Decision Point: Conflicting Goals
After the military, Bob was torn. His life interest in medicine pulled him one way, but his newfound faith tugged him another way. He enrolled in classes at Moody Bible Institute in Chicago, earned a Bachelor of Science in Christian Ministry, and met his wife, Sue. On May 29, 1982, Bob and Sue married, and ever since that day, he has affectionately called her Swaggy, a play on her maiden name. They’ve experienced their joys and trials, but they’ve clung together. Now married for 34 years, he’s still devoted to her. Sue has been his rock, his best friend ever.
Throughout his adult life, Bob’s been an eager learner. He wanted to know everything and do everything tied to emergency services and helping people in distress. As soon as he mastered one area of service, he stretched out to obtain training in a related area. He earned his National Registry of Emergency Medical Technicians Certificate, the higher-level EMT certificate, from Good Samaritan Hospital in Downers Grove, IL. He became a certified firefighter and worked for the Chicago Fire Department. Along the way he got his pilot’s license; trained in post-traumatic stress disorders and critical incident stress management; earned an Associate in Applied Science Degree in Mortuary Science/Pathology with honors at Chicago Citywide College; completed his embalming internship at Cook County Morgue, Chicago, IL. and his pathology internship at Loyola Hospital, Maywood, IL.; received his Master Scuba Diver Certificate and served as an air-sea rescue scuba diver with the Chicago Fire Department; and earned a Masters in Pastoral Ministry and a Doctorate in Pastoral Ministry both at Christian Bible College and Seminary.
Health Issues and Heartache
In their marriage, Bob and Sue suffered through health issues and heartache, yet their faith triumphed over fear.
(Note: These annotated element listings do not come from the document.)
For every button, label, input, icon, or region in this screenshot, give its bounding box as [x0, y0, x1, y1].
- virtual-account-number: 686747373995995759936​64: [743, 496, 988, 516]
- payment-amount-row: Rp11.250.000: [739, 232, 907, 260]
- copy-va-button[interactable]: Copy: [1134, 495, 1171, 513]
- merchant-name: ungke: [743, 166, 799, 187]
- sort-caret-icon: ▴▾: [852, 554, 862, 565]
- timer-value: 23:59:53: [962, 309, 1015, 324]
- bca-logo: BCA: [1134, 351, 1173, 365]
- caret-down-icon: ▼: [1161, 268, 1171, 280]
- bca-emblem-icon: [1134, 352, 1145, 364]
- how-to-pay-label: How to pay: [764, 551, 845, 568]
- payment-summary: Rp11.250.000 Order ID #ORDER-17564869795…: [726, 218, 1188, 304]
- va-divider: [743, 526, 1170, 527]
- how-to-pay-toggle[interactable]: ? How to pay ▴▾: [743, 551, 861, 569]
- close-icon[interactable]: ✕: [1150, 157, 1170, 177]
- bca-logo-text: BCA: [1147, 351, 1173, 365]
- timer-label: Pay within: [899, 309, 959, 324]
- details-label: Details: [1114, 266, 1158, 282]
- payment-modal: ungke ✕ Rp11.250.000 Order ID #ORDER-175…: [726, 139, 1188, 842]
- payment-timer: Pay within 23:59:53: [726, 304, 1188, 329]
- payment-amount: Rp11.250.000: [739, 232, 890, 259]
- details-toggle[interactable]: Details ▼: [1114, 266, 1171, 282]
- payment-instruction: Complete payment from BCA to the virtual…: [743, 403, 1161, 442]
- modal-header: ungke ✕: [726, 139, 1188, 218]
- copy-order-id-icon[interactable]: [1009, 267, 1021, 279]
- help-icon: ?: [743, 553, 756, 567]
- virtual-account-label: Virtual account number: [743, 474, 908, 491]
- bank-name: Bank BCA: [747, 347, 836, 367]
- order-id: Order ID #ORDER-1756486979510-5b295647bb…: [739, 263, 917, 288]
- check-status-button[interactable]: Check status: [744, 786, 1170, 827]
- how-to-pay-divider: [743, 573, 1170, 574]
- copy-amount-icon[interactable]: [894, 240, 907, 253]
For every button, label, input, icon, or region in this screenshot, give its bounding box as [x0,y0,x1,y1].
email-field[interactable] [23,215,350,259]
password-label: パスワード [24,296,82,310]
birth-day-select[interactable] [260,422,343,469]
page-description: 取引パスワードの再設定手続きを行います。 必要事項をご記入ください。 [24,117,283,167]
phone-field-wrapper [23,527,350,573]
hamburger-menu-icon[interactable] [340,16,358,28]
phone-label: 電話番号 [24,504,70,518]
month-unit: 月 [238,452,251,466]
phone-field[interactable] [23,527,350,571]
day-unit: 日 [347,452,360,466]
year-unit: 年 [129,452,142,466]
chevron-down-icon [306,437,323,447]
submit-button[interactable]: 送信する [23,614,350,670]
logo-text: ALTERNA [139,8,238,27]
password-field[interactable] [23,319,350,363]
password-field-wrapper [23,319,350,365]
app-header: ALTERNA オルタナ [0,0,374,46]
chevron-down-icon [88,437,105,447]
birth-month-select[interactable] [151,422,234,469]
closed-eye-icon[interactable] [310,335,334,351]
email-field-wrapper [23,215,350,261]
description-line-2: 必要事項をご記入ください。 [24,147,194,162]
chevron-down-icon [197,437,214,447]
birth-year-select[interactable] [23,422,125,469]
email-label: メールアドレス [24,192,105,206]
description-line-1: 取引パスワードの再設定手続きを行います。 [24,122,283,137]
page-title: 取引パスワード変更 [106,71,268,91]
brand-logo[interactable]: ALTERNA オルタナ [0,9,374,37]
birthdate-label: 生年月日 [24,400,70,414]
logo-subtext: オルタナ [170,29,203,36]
Sue suffered one miscarriage. She gave birth to a daughter with hydrocephalus, Heather, who endured twenty-five major surgeries, including brain surgery and open-heart surgery. They loved their child with special needs no matter what. Now an adult, Heather lives independently, recently earned an associate’s degree in journalism, and works hard for a living. After launching their beloved three daughters into adulthood, Sue was diagnosed with breast cancer and underwent a mastectomy and chemo treatments.
Bob’s personal understanding of suffering deepened his faith and commitment to compassionate care ministry. Volunteering as a chaplain at Ground Zero ripped Bob out of a comfortable world of calmness and routine into a world of chaos, despair, and suffering. This experience was the most significant work he ever faced in his life.
His background and experience in emergency services prepared him for Ground Zero, but not for the video loops of disturbing scenes playing through his mind long afterwards. Even as Chaplain Ossler offered comfort and hope to others, Bob struggled with significant emotional turmoil. The gruesome sights of recovered broken, mangled bodies buried amidst a fiery trash heap permeated his soul and challenged his mental equilibrium. Now, by the grace of God, he’s moved through those horrible visions.
Fifteen Years after 9/11
Fifteen years after 9/11, Bob Ossler serves as the Pastor of Visitation and Evangelism at Cumberland County Community Church in Millville,New Jersey. He also volunteers as a chaplain with the Millville, New Jersey Police Department. Once again, Chaplain Ossler works with severely traumatized people in the worst moments of their lives. Bob invites them to share their stressors and crisis as he shares the comfort of prayer and God’s grace.